This was true, and Henry was to be made to feel the dilemma. He contented himself, however, with saying that she must have patience, and obey the laws of the realm. The Emperor had injured him by hindering his marriage and preventing him from having male succession. The Queen was no more his wife than she was Chapuys's. He would do as he pleased, and if the Emperor made war on him he would fight.
Chapuys inquired whether, if an interdict was issued, and the Spaniards and Flemings resident in England obeyed it, his statutes would apply to them.
The King did not answer; but, turning to someone present, he said: "You have heard the Ambassador hint at excommunication. It is not I that am excommunicated, but the Emperor, who has kept me so long in mortal sin. That is an excommunication which the Pope cannot take off."[1]
To the lords who carried the message to Catherine she replied as she had always done — that Queen she was, and she would never call herself by any other name. As to her establishment, she wanted nothing but a confessor, a doctor, and a couple of maids. If that was too much, she would go about the world and beg alms for the love of God.

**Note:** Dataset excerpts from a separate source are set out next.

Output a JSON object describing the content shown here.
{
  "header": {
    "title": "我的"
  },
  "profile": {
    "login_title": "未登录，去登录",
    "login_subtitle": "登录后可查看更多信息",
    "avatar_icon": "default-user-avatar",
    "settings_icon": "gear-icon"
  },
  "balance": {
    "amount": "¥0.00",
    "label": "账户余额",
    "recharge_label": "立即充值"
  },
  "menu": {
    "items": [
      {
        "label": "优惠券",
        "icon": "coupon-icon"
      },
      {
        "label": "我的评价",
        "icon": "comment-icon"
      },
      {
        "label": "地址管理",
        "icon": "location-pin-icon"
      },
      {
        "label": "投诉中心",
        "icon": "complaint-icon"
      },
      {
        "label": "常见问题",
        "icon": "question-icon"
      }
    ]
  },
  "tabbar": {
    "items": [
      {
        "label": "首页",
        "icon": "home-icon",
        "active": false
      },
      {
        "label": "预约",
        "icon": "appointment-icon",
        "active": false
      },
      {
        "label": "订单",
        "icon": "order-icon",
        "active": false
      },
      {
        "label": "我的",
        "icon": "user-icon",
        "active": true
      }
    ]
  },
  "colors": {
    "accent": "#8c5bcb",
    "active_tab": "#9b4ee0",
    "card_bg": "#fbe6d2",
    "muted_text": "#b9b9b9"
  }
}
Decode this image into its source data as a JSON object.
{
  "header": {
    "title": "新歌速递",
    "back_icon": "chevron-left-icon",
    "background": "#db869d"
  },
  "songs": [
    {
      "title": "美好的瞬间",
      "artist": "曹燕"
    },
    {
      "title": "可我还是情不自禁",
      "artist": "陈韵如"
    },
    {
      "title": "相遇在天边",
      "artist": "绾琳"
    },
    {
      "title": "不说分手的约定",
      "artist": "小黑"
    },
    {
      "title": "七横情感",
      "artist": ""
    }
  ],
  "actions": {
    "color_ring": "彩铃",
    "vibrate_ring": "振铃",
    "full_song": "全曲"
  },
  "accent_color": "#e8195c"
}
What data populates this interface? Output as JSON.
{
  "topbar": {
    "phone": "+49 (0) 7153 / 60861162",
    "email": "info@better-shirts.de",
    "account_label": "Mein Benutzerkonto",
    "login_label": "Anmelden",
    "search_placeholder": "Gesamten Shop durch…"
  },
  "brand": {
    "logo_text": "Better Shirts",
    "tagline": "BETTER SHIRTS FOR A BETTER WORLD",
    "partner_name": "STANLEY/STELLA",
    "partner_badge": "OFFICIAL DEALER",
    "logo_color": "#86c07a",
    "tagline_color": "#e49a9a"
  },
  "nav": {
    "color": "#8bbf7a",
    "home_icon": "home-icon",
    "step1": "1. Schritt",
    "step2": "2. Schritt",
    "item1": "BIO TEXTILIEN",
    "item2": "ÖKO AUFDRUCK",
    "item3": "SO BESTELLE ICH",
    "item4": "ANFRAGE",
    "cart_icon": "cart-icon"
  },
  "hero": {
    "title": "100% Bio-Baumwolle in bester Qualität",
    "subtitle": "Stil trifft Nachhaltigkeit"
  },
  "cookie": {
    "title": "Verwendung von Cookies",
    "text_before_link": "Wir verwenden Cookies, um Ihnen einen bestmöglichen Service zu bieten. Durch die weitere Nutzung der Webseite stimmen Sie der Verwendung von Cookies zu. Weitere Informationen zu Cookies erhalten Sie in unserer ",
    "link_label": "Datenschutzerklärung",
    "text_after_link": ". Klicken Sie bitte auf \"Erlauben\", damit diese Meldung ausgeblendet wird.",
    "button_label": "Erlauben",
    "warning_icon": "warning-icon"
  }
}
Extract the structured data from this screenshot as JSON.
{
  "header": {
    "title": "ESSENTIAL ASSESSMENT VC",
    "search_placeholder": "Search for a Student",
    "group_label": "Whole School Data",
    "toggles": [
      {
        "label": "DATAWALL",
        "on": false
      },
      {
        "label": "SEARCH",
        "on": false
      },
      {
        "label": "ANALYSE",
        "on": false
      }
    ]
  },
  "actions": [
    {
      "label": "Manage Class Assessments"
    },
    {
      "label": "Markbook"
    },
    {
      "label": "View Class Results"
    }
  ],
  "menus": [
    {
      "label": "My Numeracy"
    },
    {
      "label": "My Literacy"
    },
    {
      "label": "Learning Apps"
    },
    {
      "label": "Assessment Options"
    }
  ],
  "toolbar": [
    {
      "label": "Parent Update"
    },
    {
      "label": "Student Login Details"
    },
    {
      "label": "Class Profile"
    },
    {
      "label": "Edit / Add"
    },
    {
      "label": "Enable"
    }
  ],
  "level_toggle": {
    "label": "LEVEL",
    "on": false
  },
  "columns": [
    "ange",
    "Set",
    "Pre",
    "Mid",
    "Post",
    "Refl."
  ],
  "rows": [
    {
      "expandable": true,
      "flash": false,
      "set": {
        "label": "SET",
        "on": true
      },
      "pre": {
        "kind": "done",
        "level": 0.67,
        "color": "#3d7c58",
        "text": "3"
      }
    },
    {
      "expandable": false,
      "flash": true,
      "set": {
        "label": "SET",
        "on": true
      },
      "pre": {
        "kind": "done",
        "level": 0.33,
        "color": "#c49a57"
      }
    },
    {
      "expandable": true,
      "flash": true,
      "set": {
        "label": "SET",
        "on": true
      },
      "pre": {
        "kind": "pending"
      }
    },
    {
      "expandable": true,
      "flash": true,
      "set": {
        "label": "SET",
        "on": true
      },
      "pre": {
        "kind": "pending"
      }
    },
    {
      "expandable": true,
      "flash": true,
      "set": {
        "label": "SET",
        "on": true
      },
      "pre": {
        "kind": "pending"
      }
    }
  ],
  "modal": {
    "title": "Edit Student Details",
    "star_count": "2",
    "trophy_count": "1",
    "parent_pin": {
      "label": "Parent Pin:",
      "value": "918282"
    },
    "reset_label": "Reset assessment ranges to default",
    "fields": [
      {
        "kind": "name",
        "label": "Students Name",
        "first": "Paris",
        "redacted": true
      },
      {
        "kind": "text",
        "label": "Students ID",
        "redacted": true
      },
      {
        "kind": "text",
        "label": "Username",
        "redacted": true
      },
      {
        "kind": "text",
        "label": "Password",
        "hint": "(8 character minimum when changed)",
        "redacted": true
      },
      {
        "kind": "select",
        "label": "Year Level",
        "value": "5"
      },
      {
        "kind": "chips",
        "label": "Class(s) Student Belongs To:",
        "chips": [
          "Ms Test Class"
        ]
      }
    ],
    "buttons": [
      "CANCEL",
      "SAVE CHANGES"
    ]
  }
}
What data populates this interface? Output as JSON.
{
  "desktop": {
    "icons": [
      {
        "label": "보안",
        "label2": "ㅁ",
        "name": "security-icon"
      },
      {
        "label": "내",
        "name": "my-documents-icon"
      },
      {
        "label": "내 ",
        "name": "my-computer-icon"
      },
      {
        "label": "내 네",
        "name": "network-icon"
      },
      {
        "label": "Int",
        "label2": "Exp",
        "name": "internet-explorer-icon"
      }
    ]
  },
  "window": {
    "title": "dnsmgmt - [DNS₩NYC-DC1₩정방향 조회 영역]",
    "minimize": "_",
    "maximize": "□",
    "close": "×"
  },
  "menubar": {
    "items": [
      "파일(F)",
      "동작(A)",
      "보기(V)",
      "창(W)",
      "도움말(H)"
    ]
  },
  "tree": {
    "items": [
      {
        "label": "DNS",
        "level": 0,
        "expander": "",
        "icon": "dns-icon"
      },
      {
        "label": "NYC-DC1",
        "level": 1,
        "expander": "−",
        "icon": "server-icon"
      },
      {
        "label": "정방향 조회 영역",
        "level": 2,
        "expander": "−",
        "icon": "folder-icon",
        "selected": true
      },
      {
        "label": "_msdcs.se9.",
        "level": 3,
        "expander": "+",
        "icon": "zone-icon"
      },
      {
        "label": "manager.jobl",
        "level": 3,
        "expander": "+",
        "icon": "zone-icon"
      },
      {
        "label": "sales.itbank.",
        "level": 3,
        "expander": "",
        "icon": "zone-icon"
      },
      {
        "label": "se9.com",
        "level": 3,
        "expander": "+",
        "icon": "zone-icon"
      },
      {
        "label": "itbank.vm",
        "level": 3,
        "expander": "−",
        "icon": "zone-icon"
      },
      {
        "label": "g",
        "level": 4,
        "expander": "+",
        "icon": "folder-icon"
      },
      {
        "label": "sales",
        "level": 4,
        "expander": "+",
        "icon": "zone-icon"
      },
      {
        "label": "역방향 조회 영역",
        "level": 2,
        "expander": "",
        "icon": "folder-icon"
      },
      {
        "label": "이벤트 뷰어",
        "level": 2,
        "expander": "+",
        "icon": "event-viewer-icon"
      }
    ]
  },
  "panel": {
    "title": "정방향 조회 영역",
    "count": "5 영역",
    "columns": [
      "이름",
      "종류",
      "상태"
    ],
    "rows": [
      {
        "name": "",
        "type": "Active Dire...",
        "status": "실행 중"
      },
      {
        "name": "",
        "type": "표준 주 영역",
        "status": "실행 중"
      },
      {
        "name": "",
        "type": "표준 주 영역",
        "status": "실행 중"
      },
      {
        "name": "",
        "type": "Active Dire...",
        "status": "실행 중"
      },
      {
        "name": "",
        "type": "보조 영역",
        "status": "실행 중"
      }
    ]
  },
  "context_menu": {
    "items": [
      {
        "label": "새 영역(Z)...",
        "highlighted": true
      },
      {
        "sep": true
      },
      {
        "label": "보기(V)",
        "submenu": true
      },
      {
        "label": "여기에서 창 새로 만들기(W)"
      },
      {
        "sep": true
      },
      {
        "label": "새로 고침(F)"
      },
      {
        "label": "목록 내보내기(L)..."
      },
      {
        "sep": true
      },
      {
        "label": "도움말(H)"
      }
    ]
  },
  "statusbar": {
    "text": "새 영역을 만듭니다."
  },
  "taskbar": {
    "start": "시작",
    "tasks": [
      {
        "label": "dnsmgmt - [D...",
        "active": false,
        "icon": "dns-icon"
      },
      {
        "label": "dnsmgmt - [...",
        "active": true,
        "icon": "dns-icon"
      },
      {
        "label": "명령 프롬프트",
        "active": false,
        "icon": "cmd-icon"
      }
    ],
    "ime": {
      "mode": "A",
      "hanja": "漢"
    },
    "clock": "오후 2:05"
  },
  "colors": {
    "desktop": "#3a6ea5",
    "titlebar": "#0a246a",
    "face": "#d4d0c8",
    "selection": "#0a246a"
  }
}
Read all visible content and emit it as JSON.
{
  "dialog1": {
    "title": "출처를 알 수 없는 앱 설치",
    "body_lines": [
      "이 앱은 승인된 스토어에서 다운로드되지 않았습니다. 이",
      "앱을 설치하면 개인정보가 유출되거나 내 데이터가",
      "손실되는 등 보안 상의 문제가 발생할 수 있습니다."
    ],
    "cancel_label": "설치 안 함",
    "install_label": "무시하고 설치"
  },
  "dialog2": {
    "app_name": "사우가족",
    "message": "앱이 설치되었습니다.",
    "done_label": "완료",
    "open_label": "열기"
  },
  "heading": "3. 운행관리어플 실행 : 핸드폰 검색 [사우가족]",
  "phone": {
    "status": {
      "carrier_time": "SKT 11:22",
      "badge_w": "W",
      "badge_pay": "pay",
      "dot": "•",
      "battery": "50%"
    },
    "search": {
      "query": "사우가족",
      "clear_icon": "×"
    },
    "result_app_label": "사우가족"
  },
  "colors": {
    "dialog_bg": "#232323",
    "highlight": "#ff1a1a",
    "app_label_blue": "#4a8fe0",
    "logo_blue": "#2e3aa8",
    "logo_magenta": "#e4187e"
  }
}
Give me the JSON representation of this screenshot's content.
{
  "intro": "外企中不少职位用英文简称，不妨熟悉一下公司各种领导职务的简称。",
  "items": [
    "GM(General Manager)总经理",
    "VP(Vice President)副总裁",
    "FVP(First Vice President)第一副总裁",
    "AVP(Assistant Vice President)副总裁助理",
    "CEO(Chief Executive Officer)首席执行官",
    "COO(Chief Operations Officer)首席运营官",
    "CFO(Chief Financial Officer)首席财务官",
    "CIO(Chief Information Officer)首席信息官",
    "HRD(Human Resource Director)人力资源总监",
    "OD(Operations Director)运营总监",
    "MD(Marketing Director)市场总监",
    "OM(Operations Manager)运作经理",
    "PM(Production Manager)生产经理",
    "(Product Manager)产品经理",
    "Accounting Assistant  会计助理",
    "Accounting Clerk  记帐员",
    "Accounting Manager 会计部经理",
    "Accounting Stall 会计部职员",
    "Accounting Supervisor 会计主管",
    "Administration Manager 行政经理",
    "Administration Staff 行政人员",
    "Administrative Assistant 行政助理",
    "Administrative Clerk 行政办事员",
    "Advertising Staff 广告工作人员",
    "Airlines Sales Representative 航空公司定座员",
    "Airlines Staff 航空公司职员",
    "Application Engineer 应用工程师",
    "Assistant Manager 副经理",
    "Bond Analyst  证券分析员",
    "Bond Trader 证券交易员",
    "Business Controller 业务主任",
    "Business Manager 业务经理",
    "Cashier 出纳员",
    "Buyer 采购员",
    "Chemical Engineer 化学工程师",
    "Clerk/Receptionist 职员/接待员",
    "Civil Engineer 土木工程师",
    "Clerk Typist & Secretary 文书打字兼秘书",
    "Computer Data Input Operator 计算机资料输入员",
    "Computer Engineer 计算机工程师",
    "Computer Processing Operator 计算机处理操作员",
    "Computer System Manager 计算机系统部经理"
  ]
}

"The King," Chapuys said, "was naturally kind and generous," but the "Lady Anne had so perverted him that he did not seem the same man." Unless the Emperor acted in earnest, she would make an end of Catherine, as she had done of Wolsey, whom she did not hate with half as much intensity. "All seems like a dream," he said. "Her own party do not know
- ↑ Chapuys to Charles V., April 16, 1533. — Calendar, Foreign and Domestic, vol. vi. p. 163, etc., abridged. Also Spanish Calendar, vol. iv. part 2, p. 635.